Question

Determine whether the given differential equation is exact. If it is exact, solve it. (tan(x)-sin(x)sin*y))dx+cos(x)cos(y)dy=0 g

Answer 1

The differential equation

$M(x,y) \, dx + N(x,y) \, dy = 0$

is considered exact if $M_y = N_x$ (where subscripts denote partial derivatives). If it is exact, then its general solution is an implicit function $f(x,y)=C$ such that $f_x=M$ and $f_y=N$.

We have

$M = \tan(x) - \sin(x) \sin(y) \implies M_y = -\sin(x) \cos(y)$

$N = \cos(x) \cos(y) \implies N_x = -\sin(x) \cos(y)$

and $M_y=N_x$, so the equation is indeed exact.
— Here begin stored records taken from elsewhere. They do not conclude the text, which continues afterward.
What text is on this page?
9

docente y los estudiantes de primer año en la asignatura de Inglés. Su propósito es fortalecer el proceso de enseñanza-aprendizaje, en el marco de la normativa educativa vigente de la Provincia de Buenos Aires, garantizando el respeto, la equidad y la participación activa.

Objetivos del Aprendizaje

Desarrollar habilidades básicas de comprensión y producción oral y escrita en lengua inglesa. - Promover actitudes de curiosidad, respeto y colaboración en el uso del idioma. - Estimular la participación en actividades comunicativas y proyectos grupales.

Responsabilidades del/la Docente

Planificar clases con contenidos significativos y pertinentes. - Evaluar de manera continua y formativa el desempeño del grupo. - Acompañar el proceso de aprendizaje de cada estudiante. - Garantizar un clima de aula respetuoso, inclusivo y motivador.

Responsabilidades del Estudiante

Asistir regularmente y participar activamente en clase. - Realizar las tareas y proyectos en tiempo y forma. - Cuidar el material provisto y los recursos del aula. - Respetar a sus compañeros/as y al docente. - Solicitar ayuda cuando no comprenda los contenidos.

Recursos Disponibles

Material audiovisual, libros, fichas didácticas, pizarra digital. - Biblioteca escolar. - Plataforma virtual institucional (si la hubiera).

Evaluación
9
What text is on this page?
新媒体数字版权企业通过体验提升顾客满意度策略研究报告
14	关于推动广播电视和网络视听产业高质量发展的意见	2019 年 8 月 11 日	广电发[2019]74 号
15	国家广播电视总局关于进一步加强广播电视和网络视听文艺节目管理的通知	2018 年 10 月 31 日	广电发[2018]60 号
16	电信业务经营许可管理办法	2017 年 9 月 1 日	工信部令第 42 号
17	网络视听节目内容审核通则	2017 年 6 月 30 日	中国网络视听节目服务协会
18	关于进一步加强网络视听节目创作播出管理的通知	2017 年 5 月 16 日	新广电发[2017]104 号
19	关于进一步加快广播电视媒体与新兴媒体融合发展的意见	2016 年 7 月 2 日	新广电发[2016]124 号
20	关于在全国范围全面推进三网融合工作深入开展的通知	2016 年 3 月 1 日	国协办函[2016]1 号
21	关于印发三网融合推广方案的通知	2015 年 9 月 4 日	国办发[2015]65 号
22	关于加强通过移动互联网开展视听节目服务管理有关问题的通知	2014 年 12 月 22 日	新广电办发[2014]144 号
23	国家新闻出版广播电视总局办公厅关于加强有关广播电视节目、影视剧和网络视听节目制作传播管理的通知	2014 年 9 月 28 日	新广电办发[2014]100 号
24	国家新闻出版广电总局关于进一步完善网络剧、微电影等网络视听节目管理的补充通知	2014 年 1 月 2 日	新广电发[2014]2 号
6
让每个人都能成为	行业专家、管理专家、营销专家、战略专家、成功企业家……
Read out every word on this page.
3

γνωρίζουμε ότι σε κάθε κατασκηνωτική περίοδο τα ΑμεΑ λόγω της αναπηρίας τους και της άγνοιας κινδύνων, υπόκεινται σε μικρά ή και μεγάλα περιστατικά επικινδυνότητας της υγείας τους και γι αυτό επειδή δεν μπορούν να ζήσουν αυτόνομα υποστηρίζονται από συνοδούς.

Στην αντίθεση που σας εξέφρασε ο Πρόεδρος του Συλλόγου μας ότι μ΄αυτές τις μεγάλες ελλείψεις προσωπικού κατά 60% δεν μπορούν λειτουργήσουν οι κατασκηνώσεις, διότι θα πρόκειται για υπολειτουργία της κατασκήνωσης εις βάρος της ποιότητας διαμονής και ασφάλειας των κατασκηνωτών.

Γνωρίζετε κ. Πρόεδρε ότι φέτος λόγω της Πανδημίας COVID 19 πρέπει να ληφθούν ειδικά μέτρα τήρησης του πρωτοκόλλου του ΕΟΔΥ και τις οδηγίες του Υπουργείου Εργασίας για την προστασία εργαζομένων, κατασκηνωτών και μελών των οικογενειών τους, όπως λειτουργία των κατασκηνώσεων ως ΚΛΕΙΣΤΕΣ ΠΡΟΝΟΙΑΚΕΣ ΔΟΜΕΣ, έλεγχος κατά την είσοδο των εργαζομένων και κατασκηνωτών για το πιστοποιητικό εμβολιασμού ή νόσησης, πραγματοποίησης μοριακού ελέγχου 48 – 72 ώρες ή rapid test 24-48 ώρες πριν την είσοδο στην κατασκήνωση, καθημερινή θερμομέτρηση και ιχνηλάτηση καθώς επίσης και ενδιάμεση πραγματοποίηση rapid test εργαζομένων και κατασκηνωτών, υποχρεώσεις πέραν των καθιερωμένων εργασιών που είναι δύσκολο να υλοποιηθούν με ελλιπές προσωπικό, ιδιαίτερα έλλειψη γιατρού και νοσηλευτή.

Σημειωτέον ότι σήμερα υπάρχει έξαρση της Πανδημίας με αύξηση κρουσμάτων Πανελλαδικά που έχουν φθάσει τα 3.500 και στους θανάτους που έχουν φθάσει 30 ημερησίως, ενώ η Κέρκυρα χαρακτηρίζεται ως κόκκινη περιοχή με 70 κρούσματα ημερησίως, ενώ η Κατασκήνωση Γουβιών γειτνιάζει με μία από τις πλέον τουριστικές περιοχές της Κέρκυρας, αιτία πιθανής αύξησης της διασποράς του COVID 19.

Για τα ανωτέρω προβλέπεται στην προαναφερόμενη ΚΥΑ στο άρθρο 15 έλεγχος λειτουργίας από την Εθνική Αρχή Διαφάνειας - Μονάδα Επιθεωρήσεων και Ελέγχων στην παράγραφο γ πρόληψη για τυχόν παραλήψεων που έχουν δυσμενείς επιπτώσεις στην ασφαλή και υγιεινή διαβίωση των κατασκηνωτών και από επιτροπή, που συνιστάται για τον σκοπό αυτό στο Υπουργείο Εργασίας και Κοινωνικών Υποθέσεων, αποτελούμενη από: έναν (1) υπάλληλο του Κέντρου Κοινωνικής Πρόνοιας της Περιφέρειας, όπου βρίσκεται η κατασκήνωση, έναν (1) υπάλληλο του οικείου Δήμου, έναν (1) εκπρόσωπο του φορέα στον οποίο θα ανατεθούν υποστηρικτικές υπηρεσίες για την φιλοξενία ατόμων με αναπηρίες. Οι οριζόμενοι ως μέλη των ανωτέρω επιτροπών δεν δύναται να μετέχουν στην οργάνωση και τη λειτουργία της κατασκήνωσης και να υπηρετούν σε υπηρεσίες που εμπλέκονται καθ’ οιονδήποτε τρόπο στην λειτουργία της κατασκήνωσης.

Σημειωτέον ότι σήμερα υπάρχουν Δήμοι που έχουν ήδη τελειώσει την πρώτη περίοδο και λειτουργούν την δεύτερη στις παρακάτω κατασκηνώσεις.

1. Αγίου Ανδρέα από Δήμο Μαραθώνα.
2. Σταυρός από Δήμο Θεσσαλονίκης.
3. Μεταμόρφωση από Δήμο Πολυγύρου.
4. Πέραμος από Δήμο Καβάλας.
Now, the solution $f$ satisfies

$f_x = \tan(x) - \sin(x) \sin(y)$

Integrating with respect to $x$, we get

$\displaystyle \int f_x \, dx = \int (\tan(x) - \sin(x) \sin(y)) \, dx$

$\implies f(x,y) = -\ln|\cos(x)| + \cos(x) \sin(y) + g(y)$

and differentiating with respect to $y$, we get

$f_y = \cos(x) \cos(y) = \cos(x) \cos(y) + \dfrac{dg}{dy}$

$\implies \dfrac{dg}{dy} = 0 \implies g(y) = C$

Then the general solution to the exact equation is

$f(x,y) = \boxed{-\ln|\cos(x)| + \cos(x) \sin(y) = C}$